Através da recriação da SECADI em 2023, a educação especial na perspectiva inclusiva volta ao centro do planejamento e das ações da SECADI. Ao longo desses primeiros meses, a SECADI tem asseverado o seu compromisso com a Educação Especial na perspectiva inclusiva. Perspectiva que ficou evidente quando, em 01 de janeiro de 2023, o Presidente Lula revogou o Decreto 10.502/2020.
Além disso, o Ministério da Educação tem pautado a sua gestão a partir do diálogo. Diálogo que ocorre nas relações internas, com os agentes políticos e com a sociedade civil. O diálogo interno é parte da agenda cotidiana de trabalho de um gestor público.
Não é possível receber e discutir apenas com quem pensa igual a nós. Isso contraria o princípio do governo, além de não encontrar amparo nas teorias educacionais ou de gestão pública. Assim, a SECADI tem recebido todos aqueles que buscam pensar a Educação Especial, ultrapassando a marca de 20 encontros com movimentos sociais, associações, parlamentares e outros atores que atuam no campo. Nesses encontros, acolhemos e ouvimos as propostas apresentadas pelos movimentos sociais, deputados, senadores e pesquisadores.

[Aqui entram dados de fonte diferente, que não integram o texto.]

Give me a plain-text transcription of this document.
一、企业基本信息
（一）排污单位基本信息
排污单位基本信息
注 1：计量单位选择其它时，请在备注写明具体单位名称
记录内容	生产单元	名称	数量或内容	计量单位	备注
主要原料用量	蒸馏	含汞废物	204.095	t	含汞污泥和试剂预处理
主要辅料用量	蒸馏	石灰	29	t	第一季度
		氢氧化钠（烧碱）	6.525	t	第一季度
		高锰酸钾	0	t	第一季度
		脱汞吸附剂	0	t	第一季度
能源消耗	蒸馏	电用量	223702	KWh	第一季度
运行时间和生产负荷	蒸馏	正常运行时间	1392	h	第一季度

Em todos os momentos, reafirmamos o nosso compromisso com a Educação Especial na Perspectiva Inclusiva, evidenciado na revogação do Decreto 10.502/2020, em primeiro de janeiro de 2023.
Além disso, a SECADI está retomando a participação social nas políticas educacionais e instituirá a Comissão Nacional de Educação Especial na Perspectiva da Educação Inclusiva e tem participado, quando convidada, dos debates que são promovidos pela Câmara e pelo Senado, seguindo o princípio de diálogo e respeito entre os poderes.
Por fim, reafirmamos o compromisso desta gestão de fortalecer a educação especial na perspectiva inclusiva, expressa no nome da Diretoria responsável pela pauta, e de promover uma educação com qualidade e equidade a todas às pessoas”.